“Was not their mistake once more bred of the life of slavery that they had been living?—a life which was always looking upon everything, except mankind, animate and inanimate—‘nature,’ as people used to call it—as one thing, and mankind as another, it was natural to people thinking in this way, that they should try to make ‘nature’ their slave, since they thought ‘nature’ was something outside them” — William Morris


Monday, October 25, 2010

Hyperobjects are Viscous




Hyperobjects are objects that are massively distributed in time and space: Plutonium (half-life of 24 100 years), global warming (7% of effects still occurring 100 000 years later), the BP oil slick. This massive distribution does various things to our perception of them, and to our ideas about what constitutes an “environment” and the significance of being human—among others.
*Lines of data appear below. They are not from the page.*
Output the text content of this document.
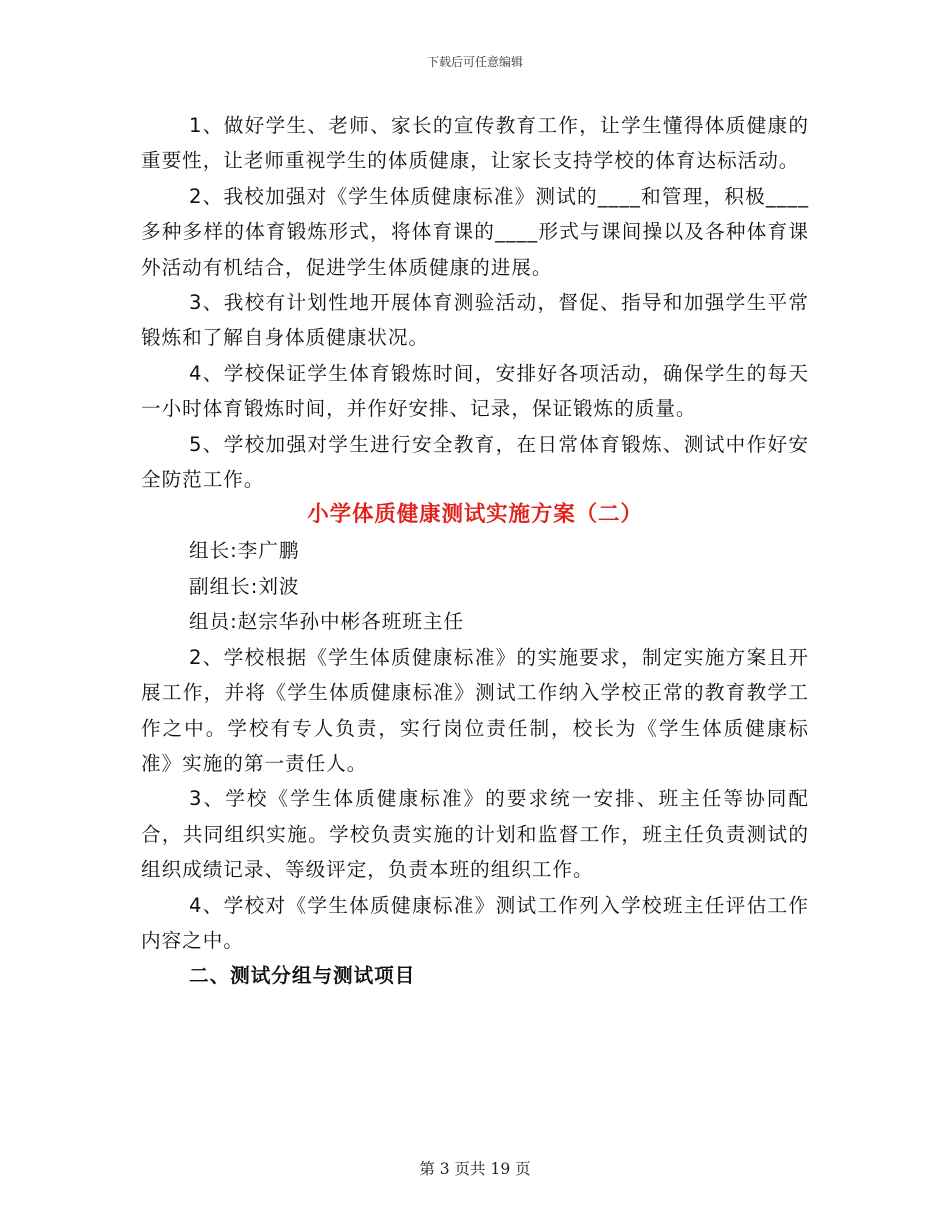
下载后可任意编辑

1、做好学生、老师、家长的宣传教育工作，让学生懂得体质健康的重要性，让老师重视学生的体质健康，让家长支持学校的体育达标活动。

2、我校加强对《学生体质健康标准》测试的____和管理，积极____多种多样的体育锻炼形式，将体育课的____形式与课间操以及各种体育课外活动有机结合，促进学生体质健康的进展。

3、我校有计划性地开展体育测验活动，督促、指导和加强学生平常锻炼和了解自身体质健康状况。

4、学校保证学生体育锻炼时间，安排好各项活动，确保学生的每天一小时体育锻炼时间，并作好安排、记录，保证锻炼的质量。

5、学校加强对学生进行安全教育，在日常体育锻炼、测试中作好安全防范工作。

小学体质健康测试实施方案（二）

组长:李广鹏

副组长:刘波

组员:赵宗华孙中彬各班班主任

2、学校根据《学生体质健康标准》的实施要求，制定实施方案且开展工作，并将《学生体质健康标准》测试工作纳入学校正常的教育教学工作之中。学校有专人负责，实行岗位责任制，校长为《学生体质健康标准》实施的第一责任人。

3、学校《学生体质健康标准》的要求统一安排、班主任等协同配合，共同组织实施。学校负责实施的计划和监督工作，班主任负责测试的组织成绩记录、等级评定，负责本班的组织工作。

4、学校对《学生体质健康标准》测试工作列入学校班主任评估工作内容之中。

二、测试分组与测试项目
第 3 页共 19 页
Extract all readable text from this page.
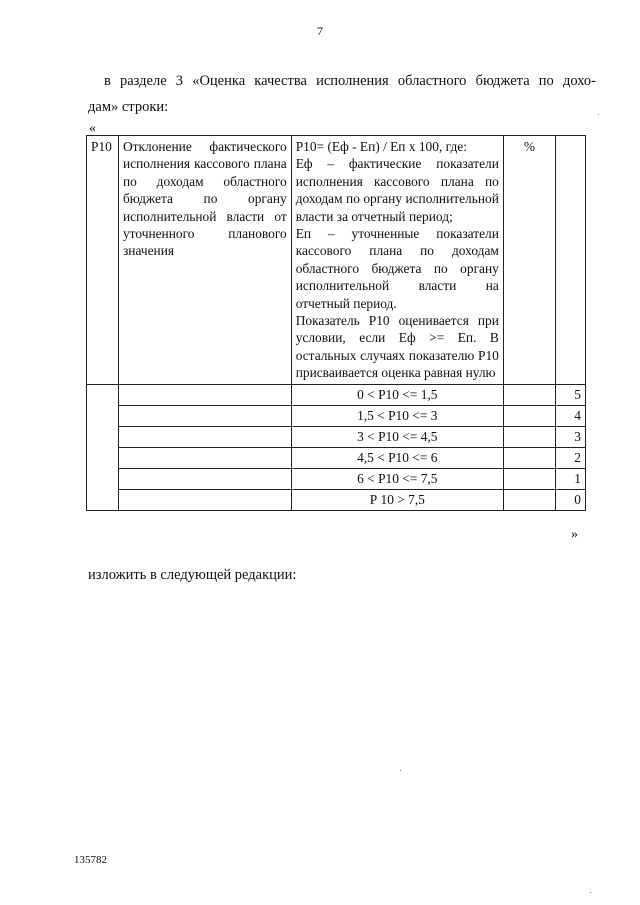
7

в разделе 3 «Оценка качества исполнения областного бюджета по дохо-
дам» строки:

«
Р10	Отклонение фактического исполнения кассового плана по доходам областного бюджета по органу исполнительной власти от уточненного планового значения	Р10= (Еф - Еп) / Еп х 100, где:

Еф – фактические показатели исполнения кассового плана по доходам по органу исполнительной власти за отчетный период;

Еп – уточненные показатели кассового плана по доходам областного бюджета по органу исполнительной власти на отчетный период.

Показатель Р10 оценивается при условии, если Еф >= Еп. В остальных случаях показателю Р10 присваивается оценка равная нулю	%	
		0 < Р10 <= 1,5		5
		1,5 < Р10 <= 3		4
		3 < Р10 <= 4,5		3
		4,5 < Р10 <= 6		2
		6 < Р10 <= 7,5		1
		Р 10 > 7,5		0
»

изложить в следующей редакции:

135782
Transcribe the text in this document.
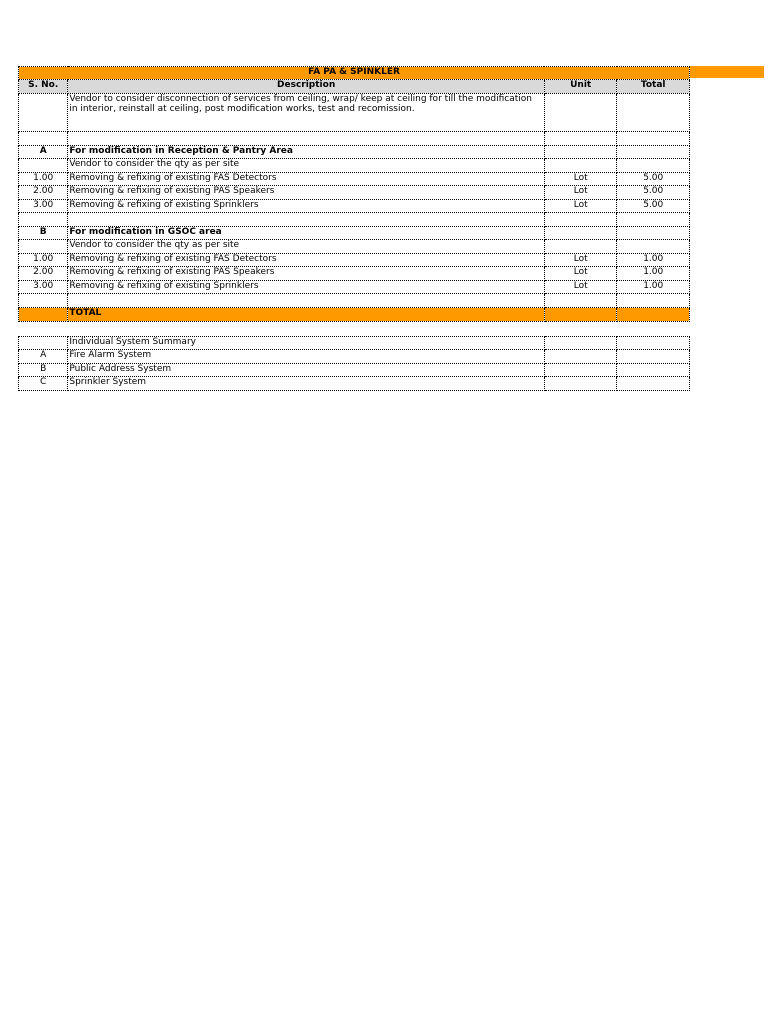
FA PA & SPINKLER			
S. No.	Description	Unit	Total
	Vendor to consider disconnection of services from ceiling, wrap/ keep at ceiling for till the modification in interior, reinstall at ceiling, post modification works, test and recomission.		

A	For modification in Reception & Pantry Area		
	Vendor to consider the qty as per site		
1.00	Removing & refixing of existing FAS Detectors	Lot	5.00
2.00	Removing & refixing of existing PAS Speakers	Lot	5.00
3.00	Removing & refixing of existing Sprinklers	Lot	5.00

B	For modification in GSOC area		
	Vendor to consider the qty as per site		
1.00	Removing & refixing of existing FAS Detectors	Lot	1.00
2.00	Removing & refixing of existing PAS Speakers	Lot	1.00
3.00	Removing & refixing of existing Sprinklers	Lot	1.00

	TOTAL		
	Individual System Summary		
A	Fire Alarm System		
B	Public Address System		
C	Sprinkler System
Oil (my main topic in New Orleans next week) made me develop the metaphor that hyperobjects are viscous. Viscosity here means that the more you know about a hyperobject, the more entangled with it you realize you already are.

Hyperobjects thus push the reset button on what phenomenology (Levinas, Graham Harman) calls sincerity. Sincerity means that in the words of Buckaroo Banzai, “Wherever you go, there you are.” When I'm typing this, I'm totally absorbed in the typing. When I'm experiencing irony, there I am, feeling ironic. Sincerity eats irony! In Lacanian, “there is no metalanguage.”

This is a very curious phenomenon, one that confirms my suspicion that we have entered an ecological era. A few moments ago we were delighting in our ironic free play. Now it seems we're stuck to the mirror, like Neo in that scene in The Matrix.

We are caught in object-ive existence whether we like it or not.